According to the report, so far the EPDK has issued windmill operation licenses to 120 applicants and intends to issue a further 46 in the near future. The works related to applications of another 580 companies are ongoing, Anatolia added. Speaking to the agency, EPDK officials, whose names were not disclosed in the report, said installed power generation capacity of windmills across the country is expected to become as high as 10,000 MW once the state body made its final decision about all of those 580 applications.
Turkey is presently heavily dependent on foreign energy supply but aspires to become self-sufficient by 2023, the centennial of the founding of the Republic of Turkey. To this end, the government wants to have three nuclear power plants operational in Turkey by that year while also pushing the agenda to maximize the country’s hydroelectric potential and develop renewable energy production. It has already shaken hands with Russia’s Rosatom State Nuclear Energy Corporation for the construction of a $20 billion nuclear power plant in the Akkuyu district in the southern province of Mersin. Talks with Japan on the construction of another plant in the northern province of Sinop were suspended after the unfolding of a nuclear crisis in Japan after its twin disasters on March 11.
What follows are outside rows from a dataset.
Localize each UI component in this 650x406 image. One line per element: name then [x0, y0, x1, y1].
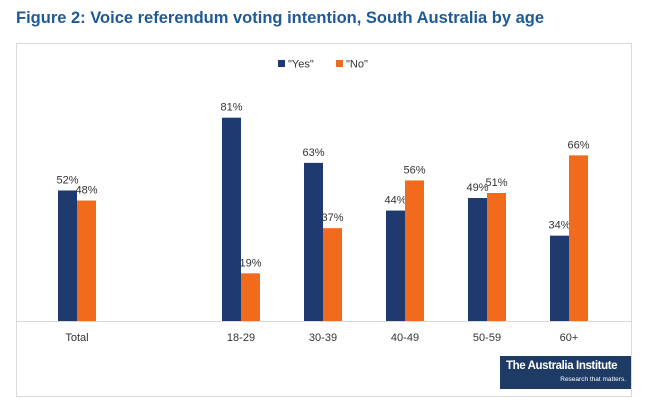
australia-institute-logo: The Australia Institute Research that ma…	[500, 356, 631, 389]
logo-name: The Australia Institute	[506, 360, 618, 372]
legend-swatch-no	[336, 60, 343, 67]
chart-title: Figure 2: Voice referendum voting intent…	[16, 9, 545, 27]
bar-yes	[222, 117, 241, 321]
bar-no	[241, 273, 260, 321]
data-label: 37%	[321, 212, 343, 224]
bar-no	[323, 228, 342, 321]
data-label: 66%	[567, 139, 589, 151]
bar-no	[405, 180, 424, 321]
x-tick-label: 30-39	[309, 332, 337, 344]
bar-yes	[468, 198, 487, 321]
bar-no	[77, 200, 96, 321]
bar-no	[569, 155, 588, 321]
data-label: 51%	[485, 177, 507, 189]
legend-label-no: "No"	[346, 59, 368, 71]
data-label: 44%	[384, 195, 406, 207]
x-tick-label: 40-49	[391, 332, 419, 344]
bar-no	[487, 192, 506, 321]
x-tick-label: 18-29	[227, 332, 255, 344]
legend-swatch-yes	[278, 60, 285, 67]
x-tick-label: 50-59	[473, 332, 501, 344]
legend-label-yes: "Yes"	[288, 59, 314, 71]
bar-yes	[550, 235, 569, 321]
data-label: 56%	[403, 164, 425, 176]
bar-yes	[386, 210, 405, 321]
x-tick-label: Total	[65, 332, 88, 344]
bar-yes	[304, 162, 323, 321]
logo-tagline: Research that matters.	[560, 376, 626, 383]
data-label: 63%	[302, 147, 324, 159]
data-label: 49%	[466, 182, 488, 194]
chart-area	[16, 43, 632, 397]
data-label: 52%	[56, 174, 78, 186]
x-tick-label: 60+	[560, 332, 579, 344]
bar-yes	[58, 190, 77, 321]
data-label: 19%	[239, 257, 261, 269]
data-label: 34%	[548, 220, 570, 232]
data-label: 48%	[75, 185, 97, 197]
data-label: 81%	[220, 102, 242, 114]
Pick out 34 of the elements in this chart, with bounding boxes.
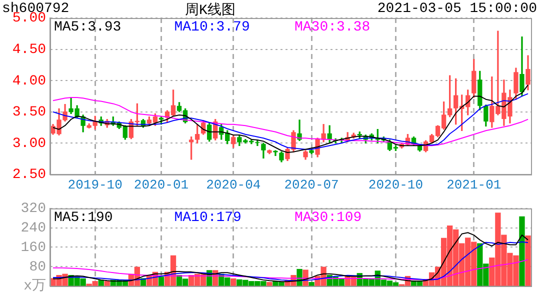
bar — [519, 216, 525, 286]
text: MA5:3.93 — [54, 20, 122, 36]
bar — [230, 278, 236, 286]
y-tick-label: 4.50 — [12, 42, 46, 58]
y-tick-label: x万 — [24, 278, 46, 295]
bar — [104, 281, 110, 286]
text: MA30:3.38 — [294, 20, 370, 36]
y-tick-label: 240 — [20, 220, 46, 237]
chart-title: 周K线图 — [185, 2, 236, 19]
text: MA10:3.79 — [174, 20, 250, 36]
x-tick-label: 2020-10 — [368, 178, 424, 193]
y-tick-label: 5.00 — [12, 10, 46, 27]
y-tick-label: 160 — [20, 240, 46, 256]
y-tick-label: 320 — [20, 201, 46, 218]
y-tick-label: 3.00 — [12, 136, 46, 152]
bar — [98, 280, 104, 286]
y-tick-label: 4.00 — [12, 73, 46, 90]
text: MA30:109 — [294, 210, 362, 226]
bar — [158, 276, 164, 286]
y-tick-label: 3.50 — [12, 104, 46, 121]
candlestick — [255, 140, 260, 146]
bar — [266, 282, 272, 286]
text: MA10:179 — [174, 210, 242, 226]
x-tick-label: 2019-10 — [68, 178, 122, 193]
y-tick-label: 80 — [29, 259, 46, 276]
bar — [308, 282, 314, 286]
text: 2021-03-05 15:00:00 — [377, 1, 537, 17]
x-tick-label: 2021-01 — [446, 178, 502, 193]
x-tick-label: 2020-07 — [284, 178, 339, 193]
x-tick-label: 2020-04 — [206, 178, 261, 193]
bar — [525, 235, 531, 286]
y-tick-label: 2.50 — [12, 167, 46, 184]
x-tick-label: 2020-01 — [134, 178, 189, 193]
text: MA5:190 — [54, 210, 113, 226]
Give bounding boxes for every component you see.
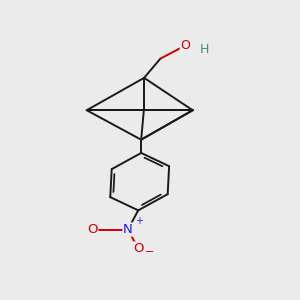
Text: O: O xyxy=(180,39,190,52)
Text: −: − xyxy=(145,247,155,256)
Text: H: H xyxy=(200,44,209,56)
Text: O: O xyxy=(87,223,98,236)
Text: N: N xyxy=(123,223,133,236)
Text: +: + xyxy=(135,216,143,226)
Text: O: O xyxy=(133,242,143,255)
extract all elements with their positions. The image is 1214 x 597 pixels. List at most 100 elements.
According to the Energy 2010 report by the World Energy Council’s Ankara-based Turkish National Committee (DEKTMK), while Turkey’s primary domestic energy generation accounted for 29.5 percent of the energy it consumed in 2009, the country’s foreign dependency increased when this rate dropped to 28.5 percent in 2010. The report forecasts that this year the country’s domestic primary energy production — despite an expected 2.5 percent year-on-year increase — will only account for 27.6 percent of its energy needs in 2011.